Também me interessou a cristalografia, pois me impressionava a tese de que todo cristal é composto por uma porção de cristaloides do mesmo formato, presos uns aos outros por uma coesão de cuja natureza não me lembro bem, mas que, dando-lhe uma pancada em certo ponto, pode ser decomposto numa quantidade de cristaizinhos menores e iguais.
Por outro lado, chamou-me muito a atenção um fenômeno de que os professores falavam: quando se introduzia em certa solução aquosa um grãozinho de cristal daquele mesmo corpo, todo o líquido se precipitava e formava um cristal, por uma ação de presença do cristalzinho.
Rejeição de afirmações e insinuações materialistas
O pequeno laboratório do Prof. Vanzolini era uma sala de ladrilhos brancos, com armários vidrados, laqueados também de branco por dentro e por fora, e revestidos de linóleo, onde se encontravam os objetos alinhados, inclusive alguns que não eram usados quase nunca, por economia.
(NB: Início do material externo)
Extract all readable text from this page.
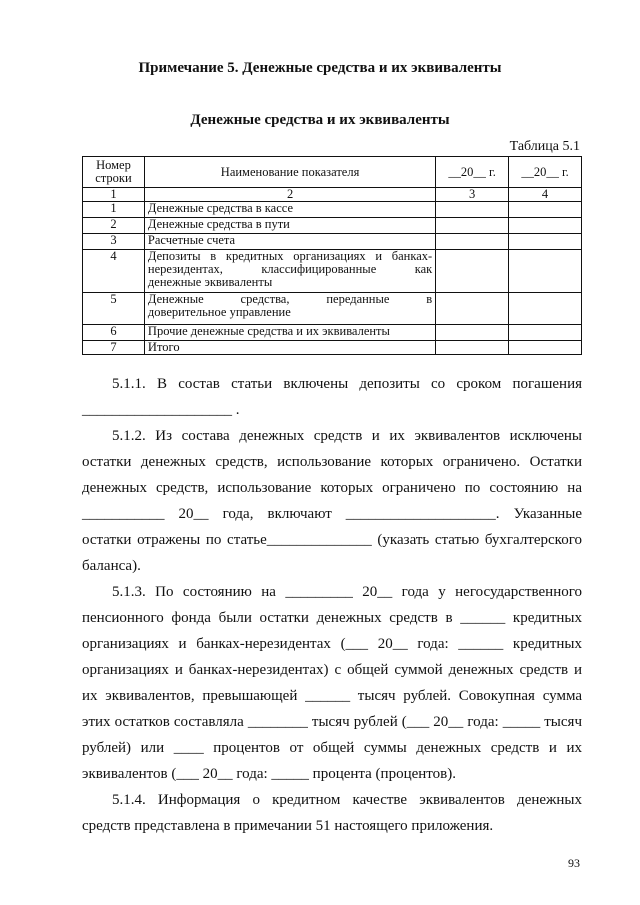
Примечание 5. Денежные средства и их эквиваленты
Денежные средства и их эквиваленты
Таблица 5.1
Номер строки	Наименование показателя	__20__ г.	__20__ г.
1	2	3	4
1	Денежные средства в кассе		
2	Денежные средства в пути		
3	Расчетные счета		
4	Депозиты в кредитных организациях и банках-
нерезидентах, классифицированные как
денежные эквиваленты		

5	Денежные средства, переданные в
доверительное управление		

6	Прочие денежные средства и их эквиваленты		
7	Итого		
5.1.1. В состав статьи включены депозиты со сроком погашения
____________________ .
5.1.2. Из состава денежных средств и их эквивалентов исключены
остатки денежных средств, использование которых ограничено. Остатки
денежных средств, использование которых ограничено по состоянию на
___________ 20__ года, включают ____________________. Указанные
остатки отражены по статье______________ (указать статью бухгалтерского
баланса).
5.1.3. По состоянию на _________ 20__ года у негосударственного
пенсионного фонда были остатки денежных средств в ______ кредитных
организациях и банках-нерезидентах (___ 20__ года: ______ кредитных
организациях и банках-нерезидентах) с общей суммой денежных средств и
их эквивалентов, превышающей ______ тысяч рублей. Совокупная сумма
этих остатков составляла ________ тысяч рублей (___ 20__ года: _____ тысяч
рублей) или ____ процентов от общей суммы денежных средств и их
эквивалентов (___ 20__ года: _____ процента (процентов).
5.1.4. Информация о кредитном качестве эквивалентов денежных
средств представлена в примечании 51 настоящего приложения.
93
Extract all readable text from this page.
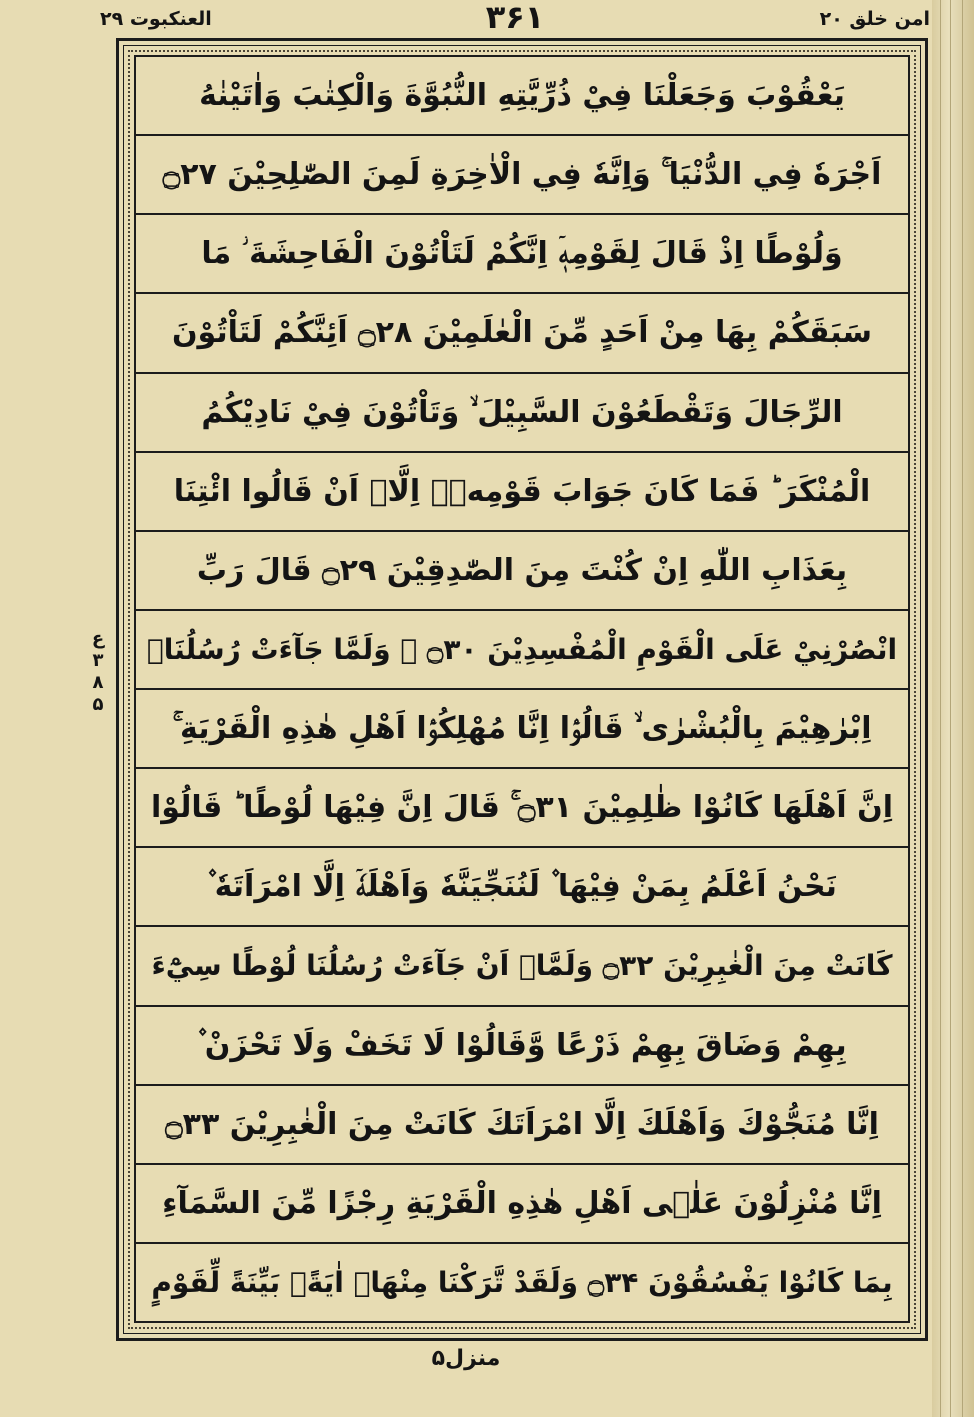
امن خلق ۲۰
۳۶۱
العنکبوت ۲۹
يَعْقُوْبَ وَجَعَلْنَا فِيْ ذُرِّيَّتِهِ النُّبُوَّةَ وَالْكِتٰبَ وَاٰتَيْنٰهُ
اَجْرَهٗ فِي الدُّنْيَا ۚ وَاِنَّهٗ فِي الْاٰخِرَةِ لَمِنَ الصّٰلِحِيْنَ ۝۲۷
وَلُوْطًا اِذْ قَالَ لِقَوْمِهٖۤ اِنَّكُمْ لَتَاْتُوْنَ الْفَاحِشَةَ ؗ مَا
سَبَقَكُمْ بِهَا مِنْ اَحَدٍ مِّنَ الْعٰلَمِيْنَ ۝۲۸ اَئِنَّكُمْ لَتَاْتُوْنَ
الرِّجَالَ وَتَقْطَعُوْنَ السَّبِيْلَ ۙ وَتَاْتُوْنَ فِيْ نَادِيْكُمُ
الْمُنْكَرَ ؕ فَمَا كَانَ جَوَابَ قَوْمِهٖۤ اِلَّاۤ اَنْ قَالُوا ائْتِنَا
بِعَذَابِ اللّٰهِ اِنْ كُنْتَ مِنَ الصّٰدِقِيْنَ ۝۲۹ قَالَ رَبِّ
انْصُرْنِيْ عَلَى الْقَوْمِ الْمُفْسِدِيْنَ ۝۳۰ ۧ وَلَمَّا جَآءَتْ رُسُلُنَاۤ
اِبْرٰهِيْمَ بِالْبُشْرٰى ۙ قَالُوْۤا اِنَّا مُهْلِكُوْۤا اَهْلِ هٰذِهِ الْقَرْيَةِ ۚ
اِنَّ اَهْلَهَا كَانُوْا ظٰلِمِيْنَ ۝۳۱ ۚ قَالَ اِنَّ فِيْهَا لُوْطًا ؕ قَالُوْا
نَحْنُ اَعْلَمُ بِمَنْ فِيْهَا ۫ لَنُنَجِّيَنَّهٗ وَاَهْلَهٗۤ اِلَّا امْرَاَتَهٗ ۫
كَانَتْ مِنَ الْغٰبِرِيْنَ ۝۳۲ وَلَمَّاۤ اَنْ جَآءَتْ رُسُلُنَا لُوْطًا سِيْٓءَ
بِهِمْ وَضَاقَ بِهِمْ ذَرْعًا وَّقَالُوْا لَا تَخَفْ وَلَا تَحْزَنْ ۫
اِنَّا مُنَجُّوْكَ وَاَهْلَكَ اِلَّا امْرَاَتَكَ كَانَتْ مِنَ الْغٰبِرِيْنَ ۝۳۳
اِنَّا مُنْزِلُوْنَ عَلٰۤى اَهْلِ هٰذِهِ الْقَرْيَةِ رِجْزًا مِّنَ السَّمَآءِ
بِمَا كَانُوْا يَفْسُقُوْنَ ۝۳۴ وَلَقَدْ تَّرَكْنَا مِنْهَاۤ اٰيَةًۢ بَيِّنَةً لِّقَوْمٍ
ع
۳
۸
۵
منزل۵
Ao entrar para a aula, só de ver o professor manipulando aqueles aparelhos, eu tinha a impressão de que uma influência, uma carga de malefício se irradiava do ambiente, dos aparelhos, do avental branco do professor, da própria vitrine e de tudo. Era algo que eu não sabia explicar, e ficava intrigado, pois, afinal de contas, que mal podem ter uns eletrodos? Do ponto de vista moral, eram anódinos!
Tratei de analisar qual era o mal que havia naquilo e percebi que tudo ali falava da natureza, sem nenhum caráter simbólico e sem nada de sobrenatural, dando a entender o seguinte: “A realidade se exprime apenas por isto, e todo o resto não é verdadeiro. Este é o horizonte natural do homem, enquanto a metafísica, a poesia e a literatura são apenas mentiras. Não pense nelas, e a vida será muito mais eficiente! Ponha de lado símbolos e imponderáveis, porque são ilusões! Olhe como aqui se explica tudo!”
Também dava-se a entender que não há, nem poderia haver, nada para além do universo astronômico, o que criava a impressão de que era um absurdo pensar na existência de um céu material – Céu empíreo – fora dele.
Assim, com o pressuposto da imparcialidade científica, aquele estudo excluía a consideração da obra de Deus e a própria existência d’Ele. Era uma deformação atroz e destrutiva, a qual incutia de modo disfarçado uma criteriologia profundamente errada.
Porém, apesar de tudo, aquelas demonstrações científicas pareciam estar acima de qualquer raciocínio, e me davam uma impressão de óbvio, de evidência e de irresistibilidade, como se alguém me agarrasse pelos ombros para me gritar dentro dos ouvidos: “É claro! É patente! Você não vê?”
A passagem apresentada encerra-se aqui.